ALEXANDRIA, Va. - The jury that will determine whether Zacarias Moussaoui lives or dies must decide whether to believe Moussaoui himself, who says he planned to fly a plane into the White House on Sept. 11, 2001, or the mastermind of the 9/11 attacks, who says Moussaoui had nothing to do with them.
Moussaoui's testimony Monday at his death-penalty trial that he was part of the 9/11 plot along with shoe-bomber Richard Reid came as a shock since he previously had denied any role in the Sept. 11 attacks that killed nearly 3,000 people.
As soon as Moussaoui finished testifying, the jury was read statements from Khalid Shaikh Mohammed, the Sept. 11 mastermind now in U.S. custody, who said Moussaoui was to have been used in a second wave of attacks completely disconnected from Sept. 11.

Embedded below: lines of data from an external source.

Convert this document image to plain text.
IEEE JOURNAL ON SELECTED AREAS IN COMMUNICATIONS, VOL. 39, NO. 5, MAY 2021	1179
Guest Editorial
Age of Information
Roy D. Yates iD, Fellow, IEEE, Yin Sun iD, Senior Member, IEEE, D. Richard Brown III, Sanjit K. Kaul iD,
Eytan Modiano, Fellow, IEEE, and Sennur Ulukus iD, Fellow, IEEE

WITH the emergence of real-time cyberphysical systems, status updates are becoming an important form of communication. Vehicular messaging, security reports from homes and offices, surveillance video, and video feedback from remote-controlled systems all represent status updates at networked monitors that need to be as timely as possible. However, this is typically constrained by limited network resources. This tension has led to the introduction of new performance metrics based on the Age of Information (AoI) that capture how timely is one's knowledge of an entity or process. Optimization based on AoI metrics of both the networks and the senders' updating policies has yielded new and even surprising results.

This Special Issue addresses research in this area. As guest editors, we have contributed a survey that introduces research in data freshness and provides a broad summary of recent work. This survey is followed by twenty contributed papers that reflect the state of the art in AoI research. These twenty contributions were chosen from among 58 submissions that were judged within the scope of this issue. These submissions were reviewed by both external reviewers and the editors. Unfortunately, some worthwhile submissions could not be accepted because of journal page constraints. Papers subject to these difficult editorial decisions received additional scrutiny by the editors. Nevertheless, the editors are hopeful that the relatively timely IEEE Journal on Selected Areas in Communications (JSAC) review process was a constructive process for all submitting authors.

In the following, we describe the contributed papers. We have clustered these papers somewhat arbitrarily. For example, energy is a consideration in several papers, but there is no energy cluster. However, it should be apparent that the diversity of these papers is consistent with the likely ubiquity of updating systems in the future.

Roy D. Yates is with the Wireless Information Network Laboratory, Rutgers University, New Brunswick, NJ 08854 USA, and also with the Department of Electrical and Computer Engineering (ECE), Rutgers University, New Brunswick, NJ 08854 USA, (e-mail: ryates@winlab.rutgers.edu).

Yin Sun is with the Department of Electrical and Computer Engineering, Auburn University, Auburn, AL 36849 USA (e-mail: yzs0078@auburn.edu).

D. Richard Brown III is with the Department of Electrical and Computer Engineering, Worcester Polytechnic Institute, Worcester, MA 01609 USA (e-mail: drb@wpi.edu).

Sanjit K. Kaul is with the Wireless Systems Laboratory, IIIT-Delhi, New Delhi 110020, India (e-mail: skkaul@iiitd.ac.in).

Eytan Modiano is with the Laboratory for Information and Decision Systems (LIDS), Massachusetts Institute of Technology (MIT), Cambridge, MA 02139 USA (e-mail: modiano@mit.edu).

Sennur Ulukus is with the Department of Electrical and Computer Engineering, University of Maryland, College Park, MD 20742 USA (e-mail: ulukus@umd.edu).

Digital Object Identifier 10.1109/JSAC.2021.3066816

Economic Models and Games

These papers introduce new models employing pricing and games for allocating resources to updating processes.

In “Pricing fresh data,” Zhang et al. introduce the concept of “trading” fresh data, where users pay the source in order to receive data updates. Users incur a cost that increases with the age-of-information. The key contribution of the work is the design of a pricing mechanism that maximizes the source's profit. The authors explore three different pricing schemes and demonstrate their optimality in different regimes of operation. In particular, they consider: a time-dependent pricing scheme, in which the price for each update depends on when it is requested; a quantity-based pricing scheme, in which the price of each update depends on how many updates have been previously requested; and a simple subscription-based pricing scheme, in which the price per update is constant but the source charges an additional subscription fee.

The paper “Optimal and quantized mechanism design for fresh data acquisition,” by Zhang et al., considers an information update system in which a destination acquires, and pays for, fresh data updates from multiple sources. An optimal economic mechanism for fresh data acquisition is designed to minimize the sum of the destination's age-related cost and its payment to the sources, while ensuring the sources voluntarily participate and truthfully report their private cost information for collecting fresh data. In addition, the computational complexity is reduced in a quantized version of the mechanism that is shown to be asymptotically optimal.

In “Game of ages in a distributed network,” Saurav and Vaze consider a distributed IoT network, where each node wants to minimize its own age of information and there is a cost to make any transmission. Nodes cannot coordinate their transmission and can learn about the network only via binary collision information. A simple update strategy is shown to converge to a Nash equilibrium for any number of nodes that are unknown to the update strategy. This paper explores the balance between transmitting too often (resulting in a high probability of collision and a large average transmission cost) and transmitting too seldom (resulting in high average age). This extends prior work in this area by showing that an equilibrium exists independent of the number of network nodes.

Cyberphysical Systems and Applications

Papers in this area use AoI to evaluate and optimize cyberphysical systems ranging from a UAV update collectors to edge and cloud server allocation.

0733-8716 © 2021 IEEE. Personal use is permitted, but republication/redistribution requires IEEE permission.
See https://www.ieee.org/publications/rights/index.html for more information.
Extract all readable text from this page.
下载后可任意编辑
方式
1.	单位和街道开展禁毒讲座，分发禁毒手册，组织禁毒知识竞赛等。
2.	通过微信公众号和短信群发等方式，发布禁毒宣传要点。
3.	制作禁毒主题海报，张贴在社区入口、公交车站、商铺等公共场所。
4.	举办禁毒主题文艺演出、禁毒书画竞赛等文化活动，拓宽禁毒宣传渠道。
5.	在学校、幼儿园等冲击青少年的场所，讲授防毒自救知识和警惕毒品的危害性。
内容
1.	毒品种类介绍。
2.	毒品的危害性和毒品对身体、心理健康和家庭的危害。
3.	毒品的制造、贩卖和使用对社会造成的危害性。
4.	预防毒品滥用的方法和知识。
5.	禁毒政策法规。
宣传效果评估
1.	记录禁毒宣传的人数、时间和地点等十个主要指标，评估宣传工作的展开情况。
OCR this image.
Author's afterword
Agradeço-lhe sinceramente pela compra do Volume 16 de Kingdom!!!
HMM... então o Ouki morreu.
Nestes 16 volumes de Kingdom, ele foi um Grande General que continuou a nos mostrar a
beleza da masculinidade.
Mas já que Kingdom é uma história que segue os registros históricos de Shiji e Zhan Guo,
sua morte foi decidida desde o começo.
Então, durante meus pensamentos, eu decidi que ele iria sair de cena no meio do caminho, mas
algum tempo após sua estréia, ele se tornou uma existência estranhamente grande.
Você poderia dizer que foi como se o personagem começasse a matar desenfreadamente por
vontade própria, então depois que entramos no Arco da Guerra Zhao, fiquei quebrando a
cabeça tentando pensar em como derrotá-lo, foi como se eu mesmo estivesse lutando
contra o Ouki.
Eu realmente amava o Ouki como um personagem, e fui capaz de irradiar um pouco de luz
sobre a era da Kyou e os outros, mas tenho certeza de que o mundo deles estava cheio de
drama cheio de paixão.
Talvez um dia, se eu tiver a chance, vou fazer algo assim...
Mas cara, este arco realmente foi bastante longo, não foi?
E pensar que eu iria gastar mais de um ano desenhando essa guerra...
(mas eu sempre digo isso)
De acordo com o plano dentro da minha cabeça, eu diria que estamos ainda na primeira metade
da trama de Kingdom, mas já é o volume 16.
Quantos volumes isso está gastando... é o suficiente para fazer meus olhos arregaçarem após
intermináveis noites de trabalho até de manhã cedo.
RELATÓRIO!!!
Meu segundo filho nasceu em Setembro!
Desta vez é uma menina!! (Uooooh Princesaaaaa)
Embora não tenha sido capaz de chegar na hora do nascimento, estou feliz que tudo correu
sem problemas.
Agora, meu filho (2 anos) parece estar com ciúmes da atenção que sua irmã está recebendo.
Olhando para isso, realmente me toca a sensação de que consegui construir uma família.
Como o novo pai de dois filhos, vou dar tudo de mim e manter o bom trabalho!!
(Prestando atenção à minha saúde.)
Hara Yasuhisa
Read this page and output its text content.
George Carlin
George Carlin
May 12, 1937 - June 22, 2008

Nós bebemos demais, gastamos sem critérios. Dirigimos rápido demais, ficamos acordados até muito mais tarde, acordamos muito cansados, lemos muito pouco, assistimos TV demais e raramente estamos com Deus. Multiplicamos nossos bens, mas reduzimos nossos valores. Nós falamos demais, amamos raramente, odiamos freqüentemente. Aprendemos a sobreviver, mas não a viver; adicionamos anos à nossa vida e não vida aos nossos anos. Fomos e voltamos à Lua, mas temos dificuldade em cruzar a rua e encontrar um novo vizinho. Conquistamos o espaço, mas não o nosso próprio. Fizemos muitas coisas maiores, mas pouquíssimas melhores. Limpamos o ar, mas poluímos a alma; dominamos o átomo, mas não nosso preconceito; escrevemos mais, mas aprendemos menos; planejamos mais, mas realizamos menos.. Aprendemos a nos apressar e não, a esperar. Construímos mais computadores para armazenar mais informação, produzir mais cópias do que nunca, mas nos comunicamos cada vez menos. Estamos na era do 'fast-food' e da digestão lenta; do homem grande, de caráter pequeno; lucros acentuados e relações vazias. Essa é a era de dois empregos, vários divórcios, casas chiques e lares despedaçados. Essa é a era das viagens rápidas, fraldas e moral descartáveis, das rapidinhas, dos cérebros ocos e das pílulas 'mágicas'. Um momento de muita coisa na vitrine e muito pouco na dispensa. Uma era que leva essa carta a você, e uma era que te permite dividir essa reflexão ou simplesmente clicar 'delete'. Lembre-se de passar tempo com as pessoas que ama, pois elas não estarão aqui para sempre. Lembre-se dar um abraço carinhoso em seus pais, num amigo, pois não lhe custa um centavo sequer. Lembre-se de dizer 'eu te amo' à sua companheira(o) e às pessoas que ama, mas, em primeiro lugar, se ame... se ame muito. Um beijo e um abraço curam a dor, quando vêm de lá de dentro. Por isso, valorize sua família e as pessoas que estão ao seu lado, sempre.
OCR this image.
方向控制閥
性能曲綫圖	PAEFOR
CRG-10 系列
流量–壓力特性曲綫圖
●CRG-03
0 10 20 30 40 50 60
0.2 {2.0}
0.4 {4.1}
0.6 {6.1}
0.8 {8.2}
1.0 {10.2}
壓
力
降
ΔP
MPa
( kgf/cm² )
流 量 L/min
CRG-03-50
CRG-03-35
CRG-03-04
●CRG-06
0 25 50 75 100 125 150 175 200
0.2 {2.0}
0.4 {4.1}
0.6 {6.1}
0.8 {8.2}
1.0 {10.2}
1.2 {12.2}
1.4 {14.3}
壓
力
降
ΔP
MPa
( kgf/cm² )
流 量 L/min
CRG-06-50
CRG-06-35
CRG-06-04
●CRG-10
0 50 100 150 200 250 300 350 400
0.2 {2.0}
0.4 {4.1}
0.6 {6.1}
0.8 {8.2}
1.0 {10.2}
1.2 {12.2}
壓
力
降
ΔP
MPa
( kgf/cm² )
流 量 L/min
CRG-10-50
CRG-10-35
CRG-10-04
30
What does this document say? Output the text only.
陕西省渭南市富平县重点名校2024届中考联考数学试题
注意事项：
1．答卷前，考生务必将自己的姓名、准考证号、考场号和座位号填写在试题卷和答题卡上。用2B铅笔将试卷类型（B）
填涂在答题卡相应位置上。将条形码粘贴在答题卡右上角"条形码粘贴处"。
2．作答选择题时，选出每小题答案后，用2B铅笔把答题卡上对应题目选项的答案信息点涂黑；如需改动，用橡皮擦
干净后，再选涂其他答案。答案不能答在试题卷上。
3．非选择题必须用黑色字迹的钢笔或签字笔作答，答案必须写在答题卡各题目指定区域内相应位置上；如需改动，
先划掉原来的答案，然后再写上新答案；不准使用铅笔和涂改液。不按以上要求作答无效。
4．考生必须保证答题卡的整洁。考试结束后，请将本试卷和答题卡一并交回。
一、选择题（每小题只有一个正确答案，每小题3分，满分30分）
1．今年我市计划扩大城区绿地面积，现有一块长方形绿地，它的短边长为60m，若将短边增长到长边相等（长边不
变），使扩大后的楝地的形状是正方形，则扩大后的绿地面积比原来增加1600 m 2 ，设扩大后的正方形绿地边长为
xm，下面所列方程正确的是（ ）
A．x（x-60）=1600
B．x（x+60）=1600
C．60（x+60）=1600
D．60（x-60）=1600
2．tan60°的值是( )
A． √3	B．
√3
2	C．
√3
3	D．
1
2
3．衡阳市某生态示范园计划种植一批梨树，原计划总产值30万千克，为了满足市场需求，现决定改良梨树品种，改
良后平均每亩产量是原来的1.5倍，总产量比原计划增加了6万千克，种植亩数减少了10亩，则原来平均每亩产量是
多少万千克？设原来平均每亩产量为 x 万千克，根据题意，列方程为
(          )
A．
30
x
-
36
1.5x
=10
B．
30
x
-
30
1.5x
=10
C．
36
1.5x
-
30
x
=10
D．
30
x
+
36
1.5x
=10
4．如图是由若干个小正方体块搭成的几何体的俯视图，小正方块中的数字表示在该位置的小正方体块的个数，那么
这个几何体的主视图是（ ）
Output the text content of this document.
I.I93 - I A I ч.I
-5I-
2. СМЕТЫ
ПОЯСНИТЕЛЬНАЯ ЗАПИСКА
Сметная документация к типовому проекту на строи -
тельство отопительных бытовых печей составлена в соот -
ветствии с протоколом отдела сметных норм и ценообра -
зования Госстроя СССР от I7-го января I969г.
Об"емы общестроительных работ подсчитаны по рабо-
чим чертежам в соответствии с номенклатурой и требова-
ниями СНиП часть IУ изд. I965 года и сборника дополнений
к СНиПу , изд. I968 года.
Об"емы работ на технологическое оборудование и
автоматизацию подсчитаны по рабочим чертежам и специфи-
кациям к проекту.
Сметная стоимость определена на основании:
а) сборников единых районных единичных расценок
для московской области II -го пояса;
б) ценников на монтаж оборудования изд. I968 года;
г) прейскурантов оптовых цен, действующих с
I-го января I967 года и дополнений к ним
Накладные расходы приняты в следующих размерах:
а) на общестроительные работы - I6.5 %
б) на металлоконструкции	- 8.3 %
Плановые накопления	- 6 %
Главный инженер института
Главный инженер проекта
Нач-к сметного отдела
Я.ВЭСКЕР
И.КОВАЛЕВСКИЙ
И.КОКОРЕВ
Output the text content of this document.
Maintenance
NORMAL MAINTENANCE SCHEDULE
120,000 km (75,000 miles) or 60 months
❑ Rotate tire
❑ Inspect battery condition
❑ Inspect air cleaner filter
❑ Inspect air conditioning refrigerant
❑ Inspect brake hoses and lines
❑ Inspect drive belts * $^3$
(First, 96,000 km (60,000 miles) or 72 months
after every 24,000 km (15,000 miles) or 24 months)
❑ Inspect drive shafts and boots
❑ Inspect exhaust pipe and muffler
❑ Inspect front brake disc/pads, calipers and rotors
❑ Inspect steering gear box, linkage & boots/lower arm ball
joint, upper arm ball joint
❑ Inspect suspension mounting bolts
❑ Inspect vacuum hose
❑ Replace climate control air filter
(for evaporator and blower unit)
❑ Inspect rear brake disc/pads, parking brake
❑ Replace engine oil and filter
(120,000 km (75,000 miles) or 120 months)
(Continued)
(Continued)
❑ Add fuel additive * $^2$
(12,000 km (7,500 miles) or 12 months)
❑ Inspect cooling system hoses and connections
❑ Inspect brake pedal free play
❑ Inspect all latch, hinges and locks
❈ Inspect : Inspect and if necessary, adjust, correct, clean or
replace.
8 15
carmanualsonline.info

The jury was expected to hear statements Tuesday from another al-Qaida operative in U.S. custody, Mustafa Ahmed al-Hawsawi, a suspected paymaster for al-Qaida.
Moussaoui is the only person in this country charged in connection with the Sept. 11 attacks, during which hijackers crashed passenger jetliners into New York's World Trade Center, the Pentagon and a field in Pennsylvania.
But even prosecutors are not alleging a direct role for Moussaoui in the 9/11 plot. Instead, they argue that Moussaoui allowed the Sept. 11 plot to go forward by lying about his al-Qaida membership and his true plans when federal agents arrested him in August 2001.
Moussaoui repeatedly had denied involvement in 9/11, and when he admitted guilt in April 2005 to conspiring with al-Qaida to hijack aircraft and commit other crimes, he pointedly made a distinction between his conspiracy and 9/11.
On Monday, though, Moussaoui put himself at the center of the plot. He was asked by defense attorney Gerald Zerkin: "Before your arrest, were you scheduled to pilot a plane as part of the 9/11 operation?"
Moussaoui: "Yes. I was supposed to pilot a plane to hit the White House."
He said he knew few other details, except that planes also were to be flown into the twin towers of the World Trade Center.
He had met Reid, his purported partner, in the 1990s at London's Finsbury Park mosque, a haven for Islamic fundamentalists.
On Dec. 22, 2001, Reid was subdued by passengers on a flight from Paris to Miami when he attempted to detonate a bomb in his shoe. That plane landed safely in Boston. Reid later pleaded guilty and was sentenced to life in prison.
Moussaoui's defense attorneys, in their opening arguments, suggested that Moussaoui may prefer execution, which he would see as martyrdom, to life in prison. He isn't cooperating with his court-appointed attorneys and testified against their wishes.
Mohammed's testimony came in the form of a 58-page statement culled from government interrogations. He said repeatedly that Moussaoui was to be part of a second wave of attacks, distinct from 9/11.
He was said to have wanted to use only Middle Easterners for Sept. 11 so that Europeans like Moussaoui would stand a better chance of mounting a subsequent attack after security was increased.
Mohammed said he wasn't aware that Moussaoui was in custody until after Sept. 11, and that Moussaoui's arrest on Aug. 16 would have disrupted Sept. 11 plans if he were a part of the operation. Mohammed said the second-wave of attacks never materialized because he did not anticipate the ferocity of the U.S. response to Sept. 11 and the only other pilot backed out.
Mohammed considered Moussaoui too self-confident and too talkative. He instructed Sept. 11 planner Ramzi Binalshibh to cut off contact with Moussaoui in early August 2001 for fear that Moussaoui would get Binalshibh caught.
One other tidbit from Mohammed's statement: He said the plane that crashed in a Pennsylvania field on Sept. 11 after passengers rebelled against the hijackers was to have targeted the U.S. Capitol. There has been ongoing debate about whether the plane was headed for the Capitol or the White House.
Because Moussaoui has already pleaded, the jury must only determine his sentence: death or life in prison. To obtain the death penalty, prosecutors must prove that Moussaoui's actions resulted in at least one death on Sept. 11.